Seraph frowned, having never seen Alinath afraid of anything before—except Seraph herself on that one memorable occasion. She’d certainly never seen anyone afraid of Bandor. Alinath’s face quickly rearranged itself to the usual embittered expression she wore around Seraph, leaving only a glint of fear in her eyes.
“Thank you, Bandor, for your custom and your advice,” Seraph said.
As soon as the door was closed behind Seraph and she’d started up the narrow, twisty road, she muttered to her absent husband. “See what happens when you are away too long, Tier? You’d better get home soon, or those Elders are in for a rude surprise.”
She wasn’t really worried about the Elders. They weren’t stupid enough to confront her, no matter what they thought should be done for Rinnie’s benefit. Once Tier was home, he could talk them out of whatever stupidity Alinath had talked them into. He was good at that sort of thing. And if she was wrong, and the Elders came to try to take Rinnie before Tier was home… well, she might have failed in her duties to her people, but she would never fail her children.
She wasn’t worried about Rinnie—but Tier was another matter entirely. A thousand things could have delayed Tier’s return, she reminded herself. He might even now be waiting at home.
Even hardened by farmwork, Seraph’s calves ached by the time she came to the door of Willon’s shop near the top edge of the village. When she opened the homey door and stepped into the building, Willon was talking to a stranger with several open packs on the floor, so she walked past him and into the store.
The only other person in the store was Ciro, the tanner’s father, who was stringing a small harp. The old man looked up when she came in and returned her nod before going back to the harp.
Willon’s store had once been a house. When he’d purchased it, he’d excavated and built until his store extended well into the mountain. He’d stocked the dark corners of the store with odds and bits from his merchant days—and some of those were odd indeed—then added whatever he felt might sell.

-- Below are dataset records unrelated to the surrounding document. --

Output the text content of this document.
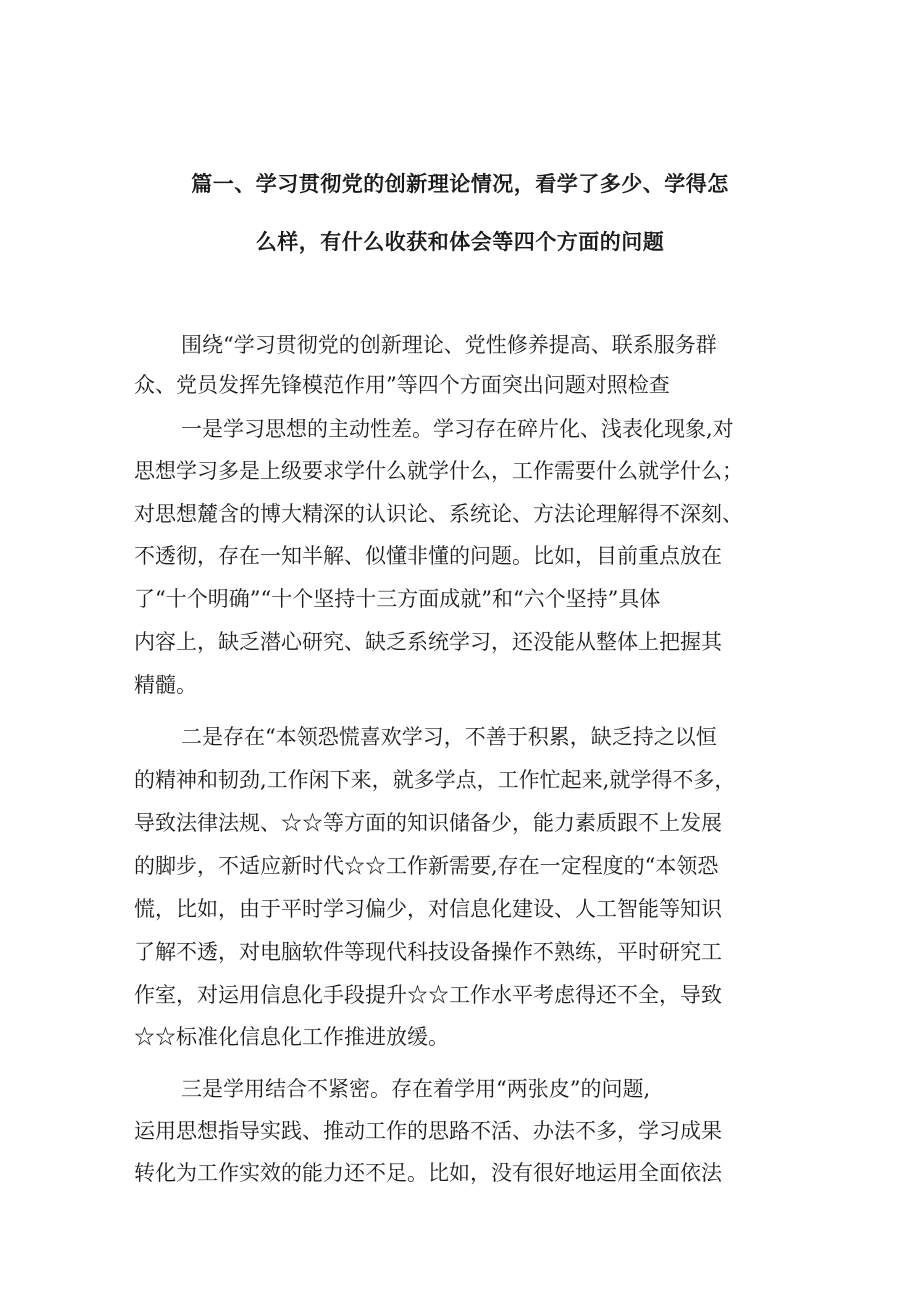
篇一、学习贯彻党的创新理论情况，看学了多少、学得怎
么样，有什么收获和体会等四个方面的问题
围绕“学习贯彻党的创新理论、党性修养提高、联系服务群
众、党员发挥先锋模范作用”等四个方面突出问题对照检查
一是学习思想的主动性差。学习存在碎片化、浅表化现象,对
思想学习多是上级要求学什么就学什么，工作需要什么就学什么；
对思想麓含的博大精深的认识论、系统论、方法论理解得不深刻、
不透彻，存在一知半解、似懂非懂的问题。比如，目前重点放在
了“十个明确”“十个坚持十三方面成就”和“六个坚持”具体
内容上，缺乏潜心研究、缺乏系统学习，还没能从整体上把握其
精髓。
二是存在“本领恐慌喜欢学习，不善于积累，缺乏持之以恒
的精神和韧劲,工作闲下来，就多学点，工作忙起来,就学得不多，
导致法律法规、☆☆等方面的知识储备少，能力素质跟不上发展
的脚步，不适应新时代☆☆工作新需要,存在一定程度的“本领恐
慌，比如，由于平时学习偏少，对信息化建设、人工智能等知识
了解不透，对电脑软件等现代科技设备操作不熟练，平时研究工
作室，对运用信息化手段提升☆☆工作水平考虑得还不全，导致
☆☆标准化信息化工作推进放缓。
三是学用结合不紧密。存在着学用“两张皮”的问题,
运用思想指导实践、推动工作的思路不活、办法不多，学习成果
转化为工作实效的能力还不足。比如，没有很好地运用全面依法
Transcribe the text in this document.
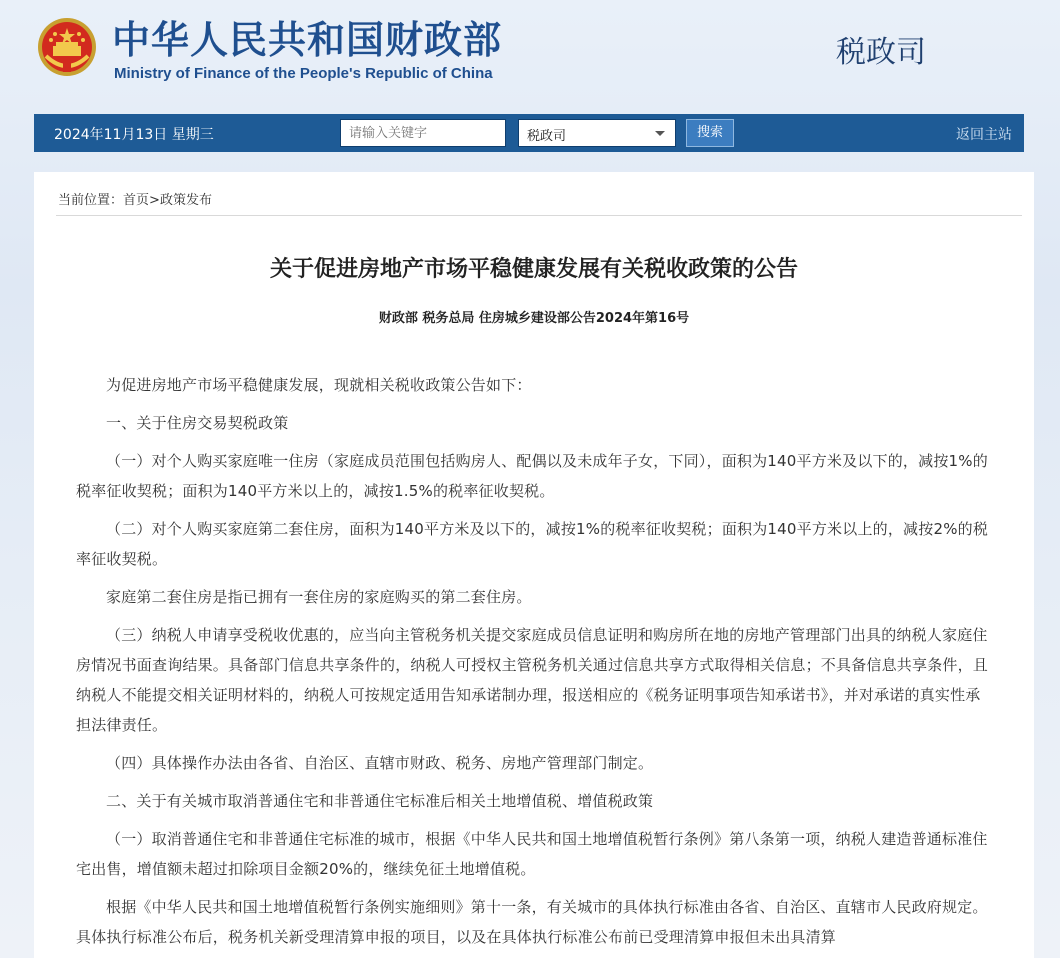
中华人民共和国财政部
Ministry of Finance of the People's Republic of China
税政司
2024年11月13日 星期三
请输入关键字	税政司	搜索	返回主站
当前位置：首页>政策发布
关于促进房地产市场平稳健康发展有关税收政策的公告
财政部 税务总局 住房城乡建设部公告2024年第16号

为促进房地产市场平稳健康发展，现就相关税收政策公告如下：

一、关于住房交易契税政策

（一）对个人购买家庭唯一住房（家庭成员范围包括购房人、配偶以及未成年子女，下同），面积为140平方米及以下的，减按1%的税率征收契税；面积为140平方米以上的，减按1.5%的税率征收契税。

（二）对个人购买家庭第二套住房，面积为140平方米及以下的，减按1%的税率征收契税；面积为140平方米以上的，减按2%的税率征收契税。

家庭第二套住房是指已拥有一套住房的家庭购买的第二套住房。

（三）纳税人申请享受税收优惠的，应当向主管税务机关提交家庭成员信息证明和购房所在地的房地产管理部门出具的纳税人家庭住房情况书面查询结果。具备部门信息共享条件的，纳税人可授权主管税务机关通过信息共享方式取得相关信息；不具备信息共享条件，且纳税人不能提交相关证明材料的，纳税人可按规定适用告知承诺制办理，报送相应的《税务证明事项告知承诺书》，并对承诺的真实性承担法律责任。

（四）具体操作办法由各省、自治区、直辖市财政、税务、房地产管理部门制定。

二、关于有关城市取消普通住宅和非普通住宅标准后相关土地增值税、增值税政策

（一）取消普通住宅和非普通住宅标准的城市，根据《中华人民共和国土地增值税暂行条例》第八条第一项，纳税人建造普通标准住宅出售，增值额未超过扣除项目金额20%的，继续免征土地增值税。

根据《中华人民共和国土地增值税暂行条例实施细则》第十一条，有关城市的具体执行标准由各省、自治区、直辖市人民政府规定。具体执行标准公布后，税务机关新受理清算申报的项目，以及在具体执行标准公布前已受理清算申报但未出具清算
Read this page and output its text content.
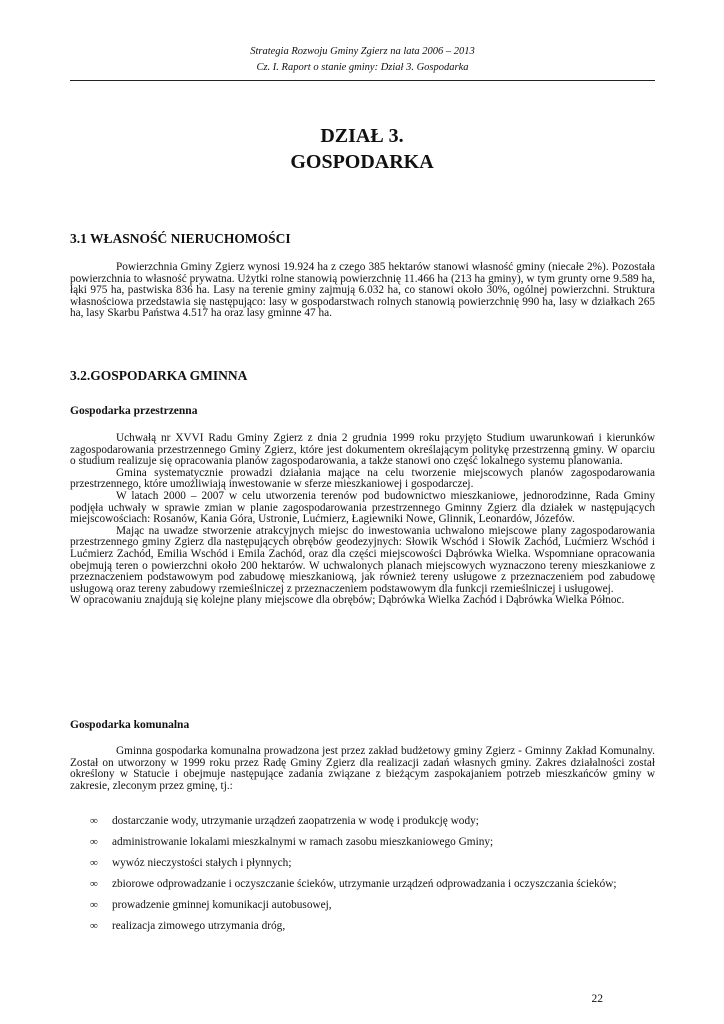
Strategia Rozwoju Gminy Zgierz na lata 2006 – 2013
Cz. I. Raport o stanie gminy: Dział 3. Gospodarka
DZIAŁ 3.
GOSPODARKA
3.1 WŁASNOŚĆ NIERUCHOMOŚCI

Powierzchnia Gminy Zgierz wynosi 19.924 ha z czego 385 hektarów stanowi własność gminy (niecałe 2%). Pozostała powierzchnia to własność prywatna. Użytki rolne stanowią powierzchnię 11.466 ha (213 ha gminy), w tym grunty orne 9.589 ha, łąki 975 ha, pastwiska 836 ha. Lasy na terenie gminy zajmują 6.032 ha, co stanowi około 30%, ogólnej powierzchni. Struktura własnościowa przedstawia się następująco: lasy w gospodarstwach rolnych stanowią powierzchnię 990 ha, lasy w działkach 265 ha, lasy Skarbu Państwa 4.517 ha oraz lasy gminne 47 ha.

3.2.GOSPODARKA GMINNA
Gospodarka przestrzenna

Uchwałą nr XVVI Radu Gminy Zgierz z dnia 2 grudnia 1999 roku przyjęto Studium uwarunkowań i kierunków zagospodarowania przestrzennego Gminy Zgierz, które jest dokumentem określającym politykę przestrzenną gminy. W oparciu o studium realizuje się opracowania planów zagospodarowania, a także stanowi ono część lokalnego systemu planowania.

Gmina systematycznie prowadzi działania mające na celu tworzenie miejscowych planów zagospodarowania przestrzennego, które umożliwiają inwestowanie w sferze mieszkaniowej i gospodarczej.

W latach 2000 – 2007 w celu utworzenia terenów pod budownictwo mieszkaniowe, jednorodzinne, Rada Gminy podjęła uchwały w sprawie zmian w planie zagospodarowania przestrzennego Gminny Zgierz dla działek w następujących miejscowościach: Rosanów, Kania Góra, Ustronie, Lućmierz, Łagiewniki Nowe, Glinnik, Leonardów, Józefów.

Mając na uwadze stworzenie atrakcyjnych miejsc do inwestowania uchwalono miejscowe plany zagospodarowania przestrzennego gminy Zgierz dla następujących obrębów geodezyjnych: Słowik Wschód i Słowik Zachód, Lućmierz Wschód i Lućmierz Zachód, Emilia Wschód i Emila Zachód, oraz dla części miejscowości Dąbrówka Wielka. Wspomniane opracowania obejmują teren o powierzchni około 200 hektarów. W uchwalonych planach miejscowych wyznaczono tereny mieszkaniowe z przeznaczeniem podstawowym pod zabudowę mieszkaniową, jak również tereny usługowe z przeznaczeniem pod zabudowę usługową oraz tereny zabudowy rzemieślniczej z przeznaczeniem podstawowym dla funkcji rzemieślniczej i usługowej.

W opracowaniu znajdują się kolejne plany miejscowe dla obrębów; Dąbrówka Wielka Zachód i Dąbrówka Wielka Północ.

Gospodarka komunalna

Gminna gospodarka komunalna prowadzona jest przez zakład budżetowy gminy Zgierz - Gminny Zakład Komunalny. Został on utworzony w 1999 roku przez Radę Gminy Zgierz dla realizacji zadań własnych gminy. Zakres działalności został określony w Statucie i obejmuje następujące zadania związane z bieżącym zaspokajaniem potrzeb mieszkańców gminy w zakresie, zleconym przez gminę, tj.:

∞ dostarczanie wody, utrzymanie urządzeń zaopatrzenia w wodę i produkcję wody;
∞ administrowanie lokalami mieszkalnymi w ramach zasobu mieszkaniowego Gminy;
∞ wywóz nieczystości stałych i płynnych;
∞ zbiorowe odprowadzanie i oczyszczanie ścieków, utrzymanie urządzeń odprowadzania i oczyszczania ścieków;
∞ prowadzenie gminnej komunikacji autobusowej,
∞ realizacja zimowego utrzymania dróg,
22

Seraph doubted many people knew what some of his things were worth, but she recognized silk when she saw it—though doubtless the only piece in Redern resided on the wall behind a shelf of carved ducks in Willon’s shop.
She seldom had the money to shop here, but she loved to explore. It reminded her of the strange places she’d been. Here was a bit of jade from an island far to the south, and there a chipped cup edged in a design that reminded her of a desert tribe who painted their cheeks with a similar pattern.
Some of Willon’s wares were new, but much of it was secondhand. In a back corner of one of a half dozen alcoves she found boxes of old boots and shoes that still had a bit of life left in them.
She took out the string she’d knotted and began measuring it against the boots. In the very bottom of the second box she searched, she found a pair made of thinner leather than usual for work boots. The sole was made for walking miles on roads or forest trails, rather than tromping through the mud of a farmer’s field. Her fingers lingered on the decorative stitches on the top edge, hesitating where the right boot was stained with blood—though someone had obviously worked to clean it away. Traveler’s boots.
She didn’t compare them to her son’s feet, just set them back in the box and piled a dozen pairs of other boots on top of them, as if covering them would let her forget about them. In a third bin, she found what she was looking for, and took a sturdy pair of boots up to the front.
There is nothing I could have done, she told herself. I am not a Traveler and have not been for years.
But even knowing it was true, she couldn’t help the tug of guilt that tried to tell her differently: to tell her that her place had never been here, safe in Tier’s little village, but out in the world protecting those who couldn’t protect themselves.
“I can’t sell those here,” she heard Willon say to a stranger at the front counter—a tinker by the color of his packs. “Folk ’round here get upset with writing they can’t read—old traps of the Shadowed still linger in these mountains. They know to fear magic, and even a stupid person’s going to notice that those have Traveler’s marks on them.”